William’s last Lakeland tour of any duration was in 1844, when he went with Mary, his son-in-law Edward Quillinan and some others up the Duddon valley, retracing one of the happiest and most frequent expeditions of his boyhood and manhood alike. The trip was a slightly melancholy one. Early one morning, Miss Fletcher, one of his companions, found him wandering slowly down the road on his own, while the party slept, and she went with him into a churchyard. He told her he had not slept well. The recollection of former days and people had crowded in upon him, especially the memory of his dear sister. ‘When I thought of her state, and of those who had passed away, Coleridge and Southey, and many others, while I am left with all my many infirmities, if not sins, in full consciousness, how could I sleep?’

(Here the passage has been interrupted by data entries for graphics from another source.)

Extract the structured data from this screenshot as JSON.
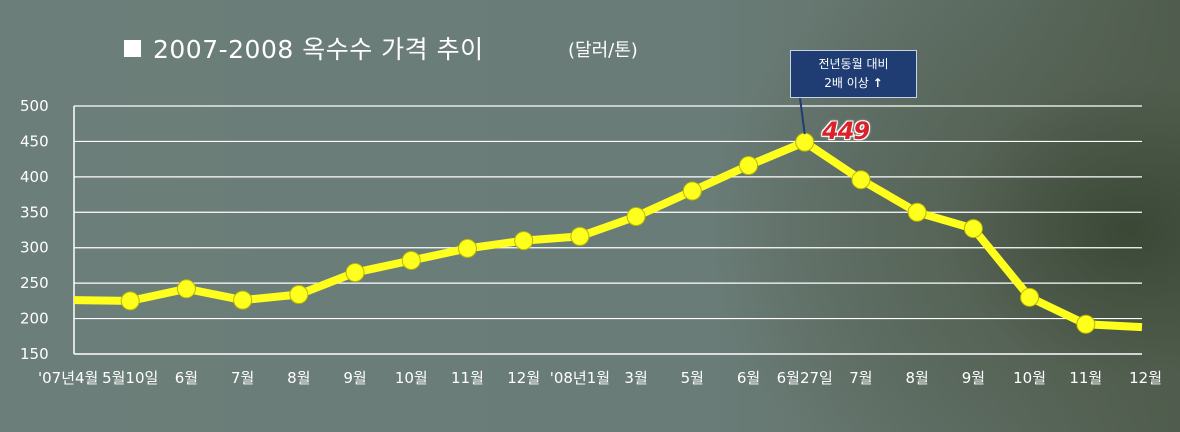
{
  "title": "2007-2008 옥수수 가격 추이",
  "unit": "(달러/톤)",
  "callout": {
    "line1": "전년동월 대비",
    "line2": "2배 이상",
    "arrow": "↑"
  },
  "peak_label": "449",
  "colors": {
    "line": "#ffff1e",
    "marker": "#ffff1e",
    "marker_stroke": "#b8b800",
    "grid": "#ffffff",
    "callout_bg": "#1f3d73",
    "peak_text": "#d8232a"
  },
  "chart_data": {
    "type": "line",
    "title": "2007-2008 옥수수 가격 추이",
    "ylabel": "(달러/톤)",
    "xlabel": "",
    "ylim": [
      150,
      500
    ],
    "yticks": [
      150,
      200,
      250,
      300,
      350,
      400,
      450,
      500
    ],
    "grid": true,
    "categories": [
      "'07년4월",
      "5월10일",
      "6월",
      "7월",
      "8월",
      "9월",
      "10월",
      "11월",
      "12월",
      "'08년1월",
      "3월",
      "5월",
      "6월",
      "6월27일",
      "7월",
      "8월",
      "9월",
      "10월",
      "11월",
      "12월"
    ],
    "values": [
      226,
      225,
      242,
      226,
      234,
      265,
      282,
      299,
      310,
      316,
      344,
      380,
      416,
      449,
      396,
      350,
      327,
      230,
      192,
      188
    ],
    "markers": [
      false,
      true,
      true,
      true,
      true,
      true,
      true,
      true,
      true,
      true,
      true,
      true,
      true,
      true,
      true,
      true,
      true,
      true,
      true,
      false
    ]
  }
}
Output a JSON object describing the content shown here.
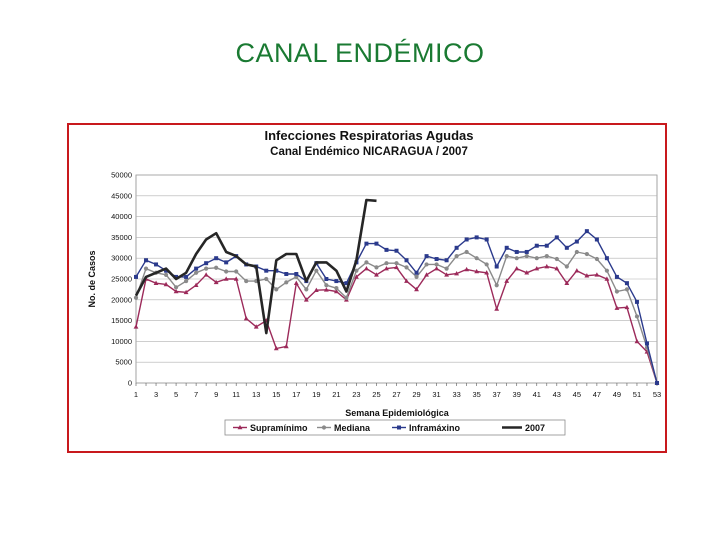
{
  "slide": {
    "title": "CANAL ENDÉMICO"
  },
  "chart_data": {
    "type": "line",
    "title": "Infecciones Respiratorias Agudas",
    "subtitle": "Canal Endémico NICARAGUA / 2007",
    "xlabel": "Semana Epidemiológica",
    "ylabel": "No. de Casos",
    "ylim": [
      0,
      50000
    ],
    "yticks": [
      "0",
      "5000",
      "10000",
      "15000",
      "20000",
      "25000",
      "30000",
      "35000",
      "40000",
      "45000",
      "50000"
    ],
    "xticks": [
      "1",
      "3",
      "5",
      "7",
      "9",
      "11",
      "13",
      "15",
      "17",
      "19",
      "21",
      "23",
      "25",
      "27",
      "29",
      "31",
      "33",
      "35",
      "37",
      "39",
      "41",
      "43",
      "45",
      "47",
      "49",
      "51",
      "53"
    ],
    "grid": true,
    "legend_position": "bottom",
    "series": [
      {
        "name": "Supramínimo",
        "color": "#9c2a5a",
        "marker": "triangle",
        "x": [
          1,
          2,
          3,
          4,
          5,
          6,
          7,
          8,
          9,
          10,
          11,
          12,
          13,
          14,
          15,
          16,
          17,
          18,
          19,
          20,
          21,
          22,
          23,
          24,
          25,
          26,
          27,
          28,
          29,
          30,
          31,
          32,
          33,
          34,
          35,
          36,
          37,
          38,
          39,
          40,
          41,
          42,
          43,
          44,
          45,
          46,
          47,
          48,
          49,
          50,
          51,
          52,
          53
        ],
        "values": [
          13500,
          25000,
          24000,
          23700,
          22000,
          21800,
          23500,
          26000,
          24200,
          25000,
          25000,
          15500,
          13500,
          15000,
          8300,
          8800,
          24000,
          20000,
          22300,
          22400,
          22000,
          20000,
          25500,
          27500,
          26000,
          27500,
          27800,
          24500,
          22500,
          26000,
          27500,
          26000,
          26300,
          27300,
          26800,
          26500,
          17800,
          24500,
          27500,
          26500,
          27500,
          28000,
          27500,
          24000,
          27000,
          25800,
          26000,
          25000,
          18000,
          18200,
          10000,
          7500,
          0
        ]
      },
      {
        "name": "Mediana",
        "color": "#8a8a8a",
        "marker": "circle",
        "x": [
          1,
          2,
          3,
          4,
          5,
          6,
          7,
          8,
          9,
          10,
          11,
          12,
          13,
          14,
          15,
          16,
          17,
          18,
          19,
          20,
          21,
          22,
          23,
          24,
          25,
          26,
          27,
          28,
          29,
          30,
          31,
          32,
          33,
          34,
          35,
          36,
          37,
          38,
          39,
          40,
          41,
          42,
          43,
          44,
          45,
          46,
          47,
          48,
          49,
          50,
          51,
          52,
          53
        ],
        "values": [
          20500,
          27500,
          26500,
          26000,
          23000,
          24500,
          26500,
          27500,
          27700,
          26800,
          26800,
          24500,
          24500,
          25000,
          22500,
          24200,
          25500,
          22500,
          27000,
          23500,
          22800,
          20500,
          27000,
          29000,
          27800,
          28800,
          28800,
          27800,
          25500,
          28500,
          28500,
          27500,
          30500,
          31500,
          30000,
          28500,
          23500,
          30500,
          30000,
          30500,
          30000,
          30500,
          29800,
          28000,
          31500,
          31000,
          29800,
          27000,
          22000,
          22500,
          16000,
          8500,
          0
        ]
      },
      {
        "name": "Inframáxino",
        "color": "#2b3a8c",
        "marker": "square",
        "x": [
          1,
          2,
          3,
          4,
          5,
          6,
          7,
          8,
          9,
          10,
          11,
          12,
          13,
          14,
          15,
          16,
          17,
          18,
          19,
          20,
          21,
          22,
          23,
          24,
          25,
          26,
          27,
          28,
          29,
          30,
          31,
          32,
          33,
          34,
          35,
          36,
          37,
          38,
          39,
          40,
          41,
          42,
          43,
          44,
          45,
          46,
          47,
          48,
          49,
          50,
          51,
          52,
          53
        ],
        "values": [
          25500,
          29500,
          28500,
          27000,
          25500,
          25500,
          27500,
          28800,
          30000,
          29000,
          30500,
          28500,
          28000,
          27000,
          27000,
          26200,
          26200,
          24500,
          28800,
          25000,
          24500,
          24000,
          29000,
          33500,
          33500,
          32000,
          31800,
          29500,
          26500,
          30500,
          29800,
          29500,
          32500,
          34500,
          35000,
          34500,
          28000,
          32500,
          31500,
          31500,
          33000,
          33000,
          35000,
          32500,
          34000,
          36500,
          34500,
          30000,
          25500,
          24000,
          19500,
          9500,
          0
        ]
      },
      {
        "name": "2007",
        "color": "#262626",
        "marker": "none",
        "x": [
          1,
          2,
          3,
          4,
          5,
          6,
          7,
          8,
          9,
          10,
          11,
          12,
          13,
          14,
          15,
          16,
          17,
          18,
          19,
          20,
          21,
          22,
          23,
          24,
          25
        ],
        "values": [
          21000,
          25500,
          26500,
          27500,
          25000,
          26500,
          31000,
          34500,
          36000,
          31500,
          30500,
          28500,
          28000,
          12000,
          29500,
          31000,
          31000,
          24500,
          29000,
          29000,
          27000,
          22000,
          29500,
          44000,
          43800
        ]
      }
    ]
  }
}
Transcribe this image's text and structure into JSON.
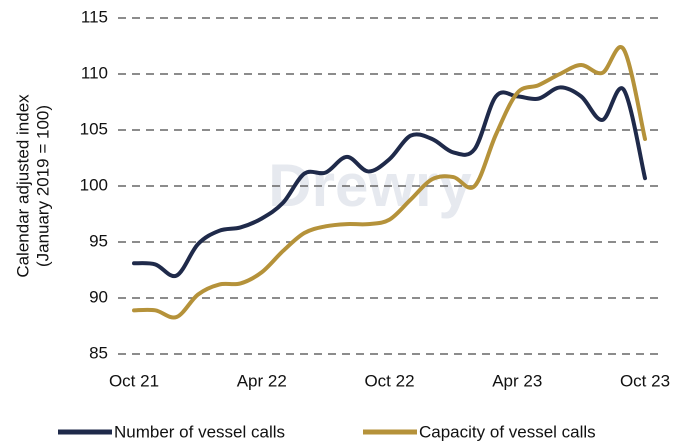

Travelling was always one of William’s pleasures, and he had long been fortunate that after Dorothy, his old travelling companion, had begun to suffer failing health, Dora had for many years been able to take her place. He was also fortunate that he saw in his lifetime the most dramatic changes in transport that the world had ever seen. In his youth, the world moved at the speed of the fastest horse. By his middle age, steamboats and steam trains were commonplace, and travelling has never been the same again. He had a new pair of eyes beside him when he went back to places like Loch Lomond, and took pleasure in Dora’s fresh observations on the same sights he’d seen with Dorothy some thirty years or so before; but this time he saw them from a steamboat, chugging up the Loch, as opposed to being rowed across on a ferry.

RAILWAY

His sonnet ‘On the Projected Kendal and Windermere Railway’ was composed in 1844, when he was seventy-four. The opening lines are still very popular with preservationists.

Is then no nook of English ground secure

From rash assault? Schemes of retirement sown

In youth, and ’mid the busy world kept pure

As when their earliest flowers of hope were blown,

Must perish;—how can they this blight endure?

And must he too the ruthless change bemoan

Who scorns a false utilitarian lure

’Mid his paternal fields at random thrown?

Battle the threat, bright Scene, from Orrest-head

Given to the pausing traveller’s rapturous glance:

Plead for thy peace, thou beautiful romance

Of nature; and, if human hearts be dead,

Speak, passing winds; ye torrents, with your strong

And constant voice, protest against the wrong.